Berarti bahasa mencakup dua bidang, yaitu vokal yang dihasilkan
oleh alat ucap manusia, dan arti atau makna yaitu hubungan antara rangkaian
bunyi vokal dengan barang atau hal yang diwakilinya,itu. Bunyi itu juga
merupakan getaran yang merangsang alat pendengar kita (=yang diserap oleh panca
indra kita, sedangkan arti adalah isi yang terkandung di dalam arus bunyi yang
menyebabkan reaksi atau tanggapan dari orang lain).
Arti yang terkandung dalam suatu rangkaian bunyi bersifat
arbitrer atau manasuka. Arbitrer atau manasuka berarti tidak terdapat
suatu keharusan bahwa suatu rangkaian bunyi tertentu harus mengandung arti yang
tertentu pula. Apakah seekor hewan dengan ciri-ciri tertentu dinamakan anjing,
dog, hund, chien atau canis itu tergantung dari kesepakatan anggota
masyarakat bahasa itu masing-masing.
3. Benarkah Bahasa Mempengaruhi Perilaku Manusia?
Menurut Sabriani (1963), mempertanyakan bahwa apakah bahasa
mempengaruhi perilaku manusia atau tidak? Sebenarnya ada variabel lain yang
berada diantara variabel bahasa dan perilaku. Variabel tersebut adalah variabel
realita. Jika hal ini benar, maka terbukalah peluang bahwa belum tentu bahasa
yang mempengaruhi perilaku manusia, bisa jadi realita atau keduanya.
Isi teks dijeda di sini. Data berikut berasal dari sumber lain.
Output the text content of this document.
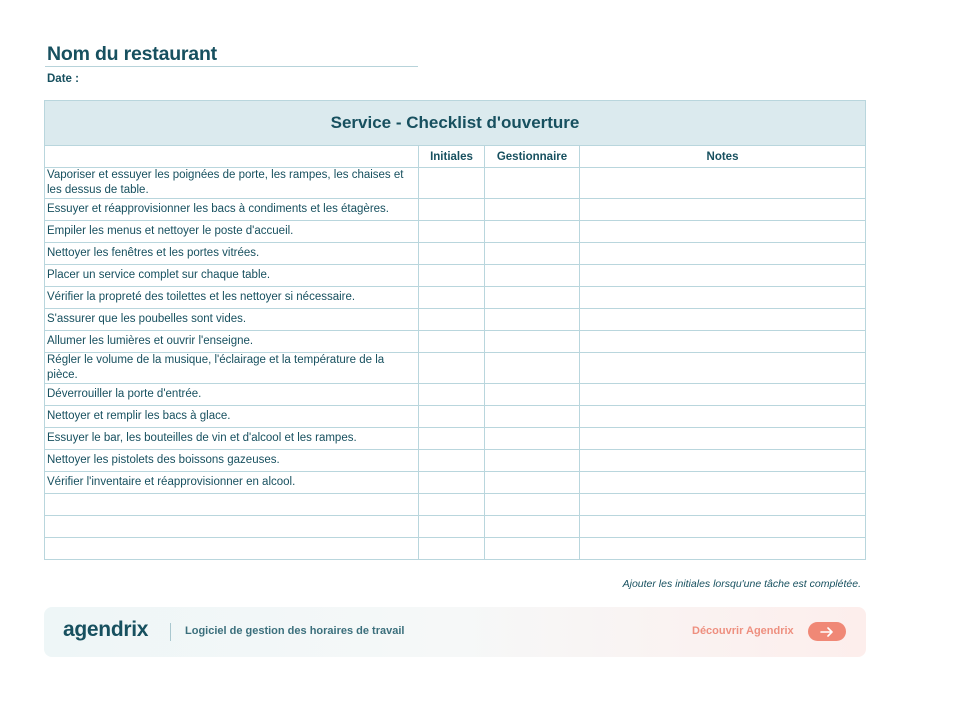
Nom du restaurant
Date :
Service - Checklist d'ouverture			
	Initiales	Gestionnaire	Notes
Vaporiser et essuyer les poignées de porte, les rampes, les chaises et les dessus de table.			
Essuyer et réapprovisionner les bacs à condiments et les étagères.			
Empiler les menus et nettoyer le poste d'accueil.			
Nettoyer les fenêtres et les portes vitrées.			
Placer un service complet sur chaque table.			
Vérifier la propreté des toilettes et les nettoyer si nécessaire.			
S'assurer que les poubelles sont vides.			
Allumer les lumières et ouvrir l'enseigne.			
Régler le volume de la musique, l'éclairage et la température de la pièce.			
Déverrouiller la porte d'entrée.			
Nettoyer et remplir les bacs à glace.			
Essuyer le bar, les bouteilles de vin et d'alcool et les rampes.			
Nettoyer les pistolets des boissons gazeuses.			
Vérifier l'inventaire et réapprovisionner en alcool.			

Ajouter les initiales lorsqu'une tâche est complétée.
agendrix	Logiciel de gestion des horaires de travail	Découvrir Agendrix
Kehadiran realita dan hubungannya dengan variabel lain, yakni
bahasa dan perilaku, perlu dibuktikan kebenarannya. Selain itu, perlu juga
dicermati bahwa istilah perilaku menyiratkan penutur. Istilah perilaku merujuk
ke perilaku penutur bahasa, yang dalam artian komunikasi mencakup pendengar,
pembaca, pembicara, dan penulis.
3. 1. Bahasa dan Realita
Fodor (1974) mengatakan bahwa bahasa adalah sistem simbol dan
tanda. Yang dimaksud dengan sistem simbol adalah hubungan simbol dengan makna
yang bersifat konvensional. Sedangkan yang dimaksud dengan sistem tanda adalah
bahwa hubungan tanda dan makna bukan konvensional tetapi ditentukan oleh sifat
atau ciri tertentu yang dimiliki benda atau situasi yang dimaksud. Dalam bahasa
Indonesia kata cecak memiliki hubungan kausal dengan referennya atau
binatangnya. Artinya, binatang itu disebut cecak karena suaranya kedengaran
seperti cak-cak-cak. Oleh karena itu kata cecak disebut tanda bukan simbol.
Lebih lanjut Fodor mengatakan bahwa problema bahasa adalah problema makna.
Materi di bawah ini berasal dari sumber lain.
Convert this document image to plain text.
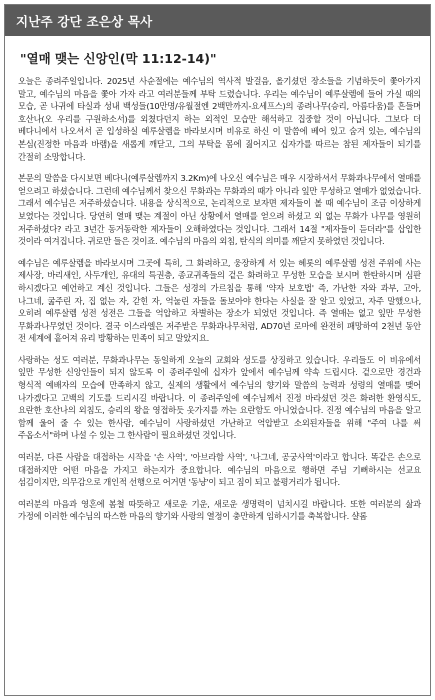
지난주 강단 조은상 목사
"열매 맺는 신앙인(막 11:12-14)"

오늘은 종려주일입니다. 2025년 사순절에는 예수님의 역사적 발걸음, 올기셨던 장소들을 기념하듯이 쫓아가지 말고, 예수님의 마음을 쫓아 가자 라고 여러분들께 부탁 드렸습니다. 우리는 예수님이 예루살렘에 들어 가실 때의 모습, 곧 나귀에 타실과 성내 백성들(10만명/유월절엔 2백만까지-요세프스)의 종려나무(승리, 아름다움)를 흔들며 호산나(오 우리를 구원하소서)를 외쳤다던지 하는 외적인 모습만 해석하고 집중할 것이 아닙니다. 그보다 더 베다니에서 나오셔서 곧 입성하실 예루살렘을 바라보시며 비유로 하신 이 말씀에 베어 있고 숨겨 있는, 예수님의 본심(진정한 마음과 바램)을 새롭게 깨닫고, 그의 부탁을 몸에 짊어지고 십자가를 따르는 참된 제자들이 되기를 간절히 소망합니다.

본문의 말씀을 다시보면 베다니(예루살렘까지 3.2Km)에 나오신 예수님은 매우 시장하셔서 무화과나무에서 열매를 얻으려고 하셨습니다. 그런데 예수님께서 찾으신 무화과는 무화과의 때가 아니라 잎만 무성하고 열매가 없었습니다. 그래서 예수님은 저주하셨습니다. 내용을 상식적으로, 논리적으로 보자면 제자들이 볼 때 예수님이 조금 이상하게 보였다는 것입니다. 당연히 열매 맺는 계절이 아닌 상황에서 열매를 얻으려 하셨고 외 없는 무화가 나무를 영원히 저주하셨다? 라고 3년간 동거동락한 제자들이 오해하였다는 것입니다. 그래서 14절 "제자들이 듣더라"를 삽입한 것이라 여겨집니다. 귀로만 들은 것이죠. 예수님의 마음의 외침, 탄식의 의미를 깨닫지 못하였던 것입니다.

예수님은 예루살렘을 바라보시며 그곳에 특히, 그 화려하고, 웅장하게 서 있는 헤롯의 예루살렘 성전 주위에 사는 제사장, 바리새인, 사두개인, 유대의 특권층, 종교귀족들의 겉은 화려하고 무성한 모습을 보시며 한탄하시며 심판 하시겠다고 예언하고 계신 것입니다. 그들은 성경의 가르침을 통해 '약자 보호법' 즉, 가난한 자와 과부, 고아, 나그네, 굶주린 자, 집 없는 자, 갇힌 자, 억눌린 자들을 돌보아야 한다는 사실을 잘 알고 있었고, 자주 말했으나, 오히려 예루살렘 성전 성전은 그들을 억압하고 차별하는 장소가 되었던 것입니다. 즉 열매는 없고 잎만 무성한 무화과나무였던 것이다. 결국 이스라엘은 저주받은 무화과나무처럼, AD70년 로마에 완전히 패망하여 2천년 동안 전 세계에 흩어져 유리 방황하는 민족이 되고 말았지요.

사랑하는 성도 여러분, 무화과나무는 동일하게 오늘의 교회와 성도를 상징하고 있습니다. 우리들도 이 비유에서 잎만 무성한 신앙인들이 되지 않도록 이 종려주일에 십자가 앞에서 예수님께 약속 드립시다. 겉으로만 경건과 형식적 예배자의 모습에 만족하지 않고, 실제의 생활에서 예수님의 향기와 말씀의 능력과 성령의 열매를 맺어 나가겠다고 고백의 기도를 드리시길 바랍니다. 이 종려주일에 예수님께서 진정 바라셨던 것은 화려한 환영식도, 요란한 호산나의 외침도, 승리의 왕을 영접하듯 옷가지를 까는 요란함도 아니었습니다. 진정 예수님의 마음을 알고 함께 울어 줄 수 있는 한사람, 예수님이 사랑하셨던 가난하고 억압받고 소외된자들을 위해 "주여 나를 써 주옵소서"하며 나설 수 있는 그 한사람이 필요하셨던 것입니다.

여러분, 다른 사람을 대접하는 시작을 '손 사역', '아브라함 사역', '나그네, 공궁사역'이라고 합니다. 똑같은 손으로 대접하지만 어떤 마음을 가지고 하는지가 중요합니다. 예수님의 마음으로 행하면 주님 기뻐하시는 선교요 섬김이지만, 의무감으로 개인적 선행으로 어거면 '동냥'이 되고 짐이 되고 불평거리가 됩니다.

여러분의 마음과 영혼에 봄철 따뜻하고 새로운 기운, 새로운 생명력이 넘치시길 바랍니다. 또한 여러분의 삶과 가정에 이러한 예수님의 따스한 마음의 향기와 사랑의 열정이 충만하게 임하시기를 축복합니다. 샬롬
Sebenarnya, tidak semua ahli bahasa membedakan antara simbol dan tanda.
Richards (1985) menyebut kata table sebagai tanda meskipun tidak ada
hubungan kausal antara objek (benda) yang dilambangkan kata itu dengan kata table.
Dari uraian di atas dapat ditangkap bahwa salah satu cara
mengungkapkan makna adalah dengan bahasa, dan masih banyak cara yang lain yang
dapat dipergunakan. Namun sejauh ini, apa makna dari makna, atau apa yang
dimaksud dengan makna belum jelas. Bolinger (1981) menyatakan bahwa bahasa
memiliki sistem fonem, yang terbentuk dari distinctive features bunyi,
sistem morfem dan sintaksis. Untuk mengungkapkan makna bahasa harus berhubungan
dengan dunia luar. Yang dimaksud dengan dunia luar adalah dunia di luar bahasa
termasuk dunia dalam diri penutur bahasa. Dunia dalam pengertian seperti inilah
disebut realita.
Penjelasan Bolinger (1981) tersebut menunjukkan bahwa makna
adalah hubungan antara realita dan bahasa. Sementara realita mencakup segala
sesuatu yang berada di luar bahasa. Realita itu mungkin terwujud dalam bentuk
abstraksi bahasa, karena tidak ada bahasa tanpa makna. Sementara makna adalah
hasil hubungan bahasa dan realita.
3.2. Bahasa dan Perilaku
Seperti yang telah diuraikan di atas, dalam bahasa selalu
tersirat realita. Sementara perilaku selalu merujuk pada pelaku komunikasi.
Komunikasi bisa terjadi jika proses decoding dan encoding
berjalan dengan baik. Kedua proses ini dapat berjalan dengan baik jika baik encoder
maupun decoder sama-sama memiliki pengetahuan dunia dan pengetahuan
bahasa yang sama. (Omaggio, 1986).
Dengan memakai pengertian yang diberikan oleh Bolinger(1981)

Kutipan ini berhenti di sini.